Security researchers from Trustwave revealed that certain models of ASUS routers are vulnerable to malicious attacks. The bugs in the routers are related to its firmware update process. In a security advisory, the researchers stated that they found security vulnerabilities in the ASUS RT-AC1900P router model of version 3.0.0.4.385_10000-gd8ccd3c. The two vulnerabilities, dubbed CVE-2020-15498 and CVE-2020-15499, in the routers’ firmware could have allowed attackers to perform malicious attacks.

Trustwave researchers said the vulnerability CVE-2020-15498 allows the router to accept forged server certificates for the firmware update. This enables  cybercriminals to launch a man-in-the-middle attack (MITM) using no-check-certificate option passed to the wget tool and later download firmware update files on the router by connecting the device to a malicious network. The vulnerability CVE-2020-15499 shows the firmware release notes dialog in the router management web interface, which is susceptible to cross-site scripting.

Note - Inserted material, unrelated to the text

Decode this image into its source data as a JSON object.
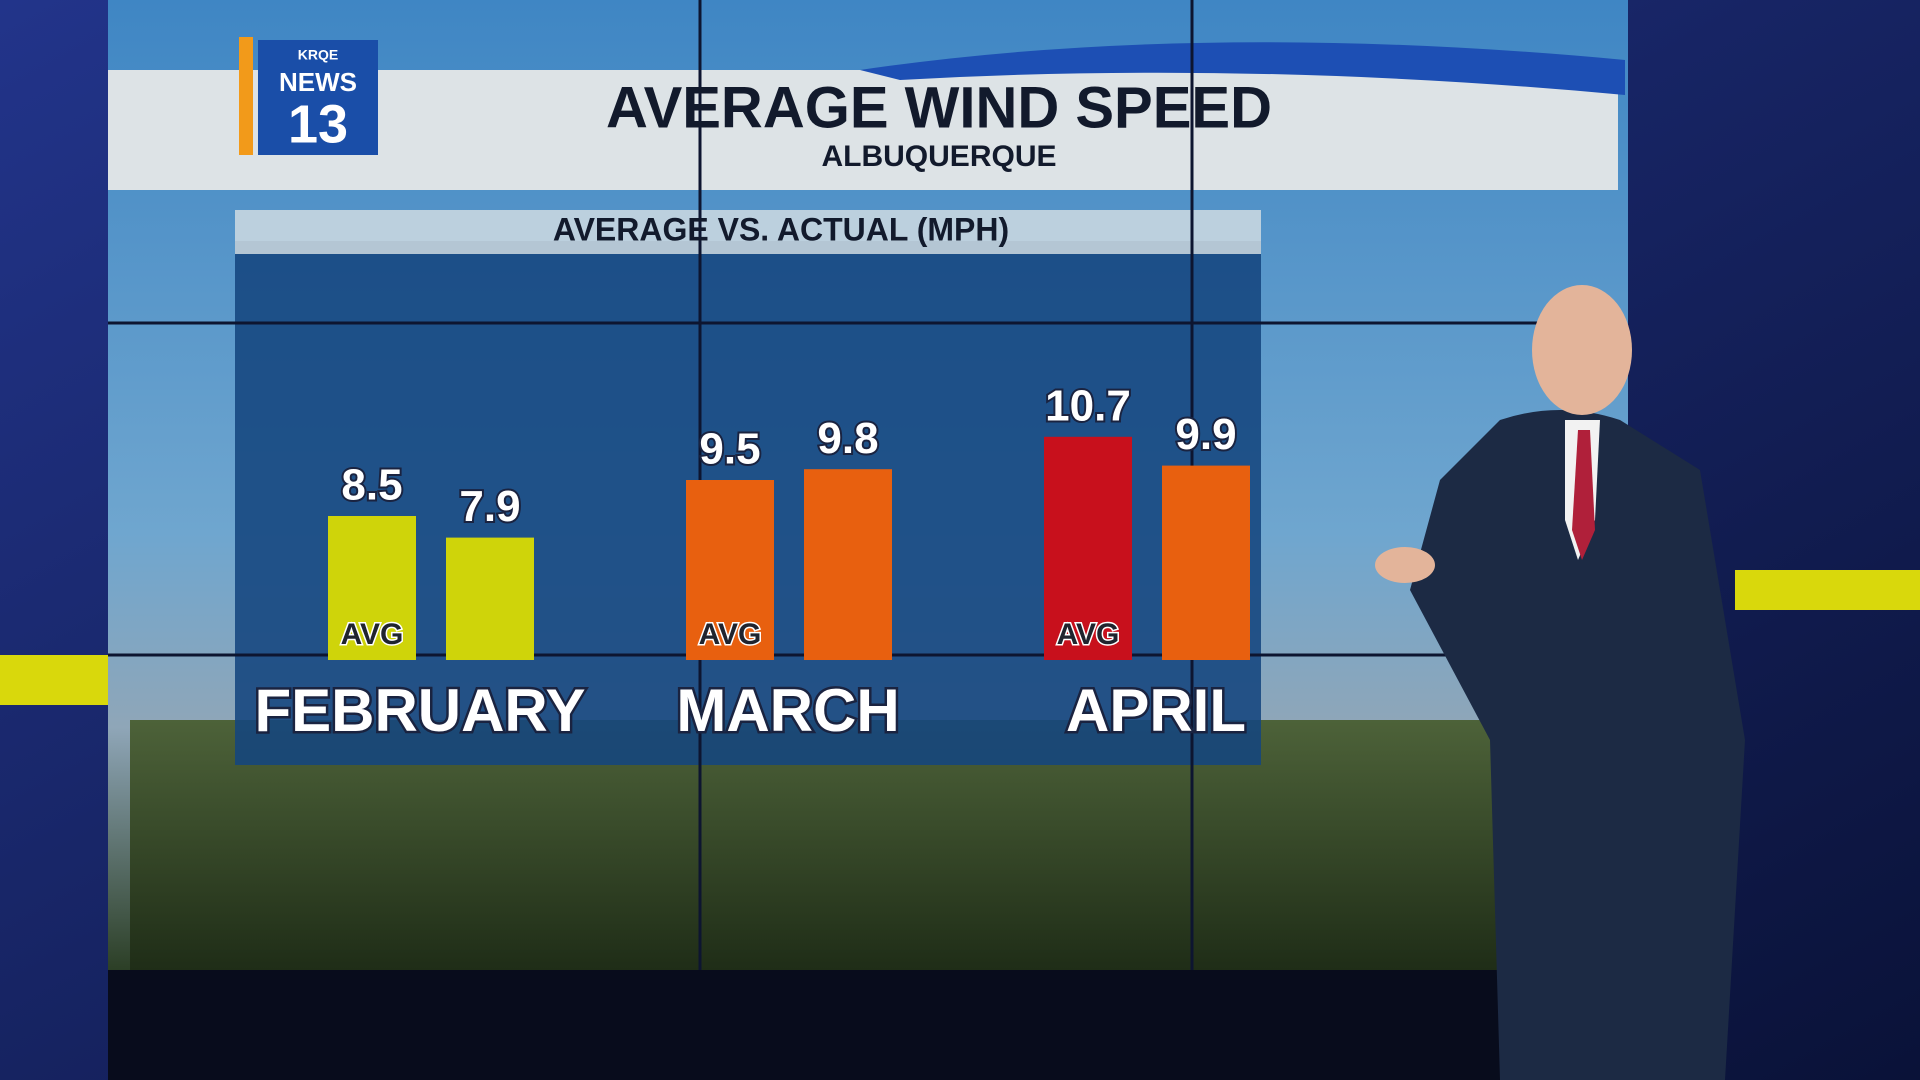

“Given that the device accepts forged certificates, an attacker can trick the router to display a message that a new firmware is available when the admin user opens the firmware upgrade page. Furthermore, an attacker can then craft a malicious file containing release notes for the new firmware that will contain arbitrary javascript. Due to cross-site scripting the malicious javascript will be executed when an unsuspecting admin user clicks the release notes link on the firmware upgrade page,” the researchers explained.

Trustwave recommended users to immediately upgrade the router’s firmware to version 3.0.0.4.385_20253 or the latest stable release to avoid any malicious intrusions.

Target on Home Routers

Recently, cybersecurity solutions provider Trend Micro warned users about a new wave of attacks targeting home routers. In its research report “Worm War: The Botnet Battle for IoT Territory,” Trend Micro revealed that cybercriminals are using home routers to build botnets. The research found a surge in cyberattacks by exploiting routers, particularly in Q4 2019. Attackers made brute force log-in attempts against routers by using automated software to try common password combinations. The number of attacks increased from around 23 million in September to nearly 249 million attacks in December 2019. In March 2020, around 194 million brute force login attacks were reported.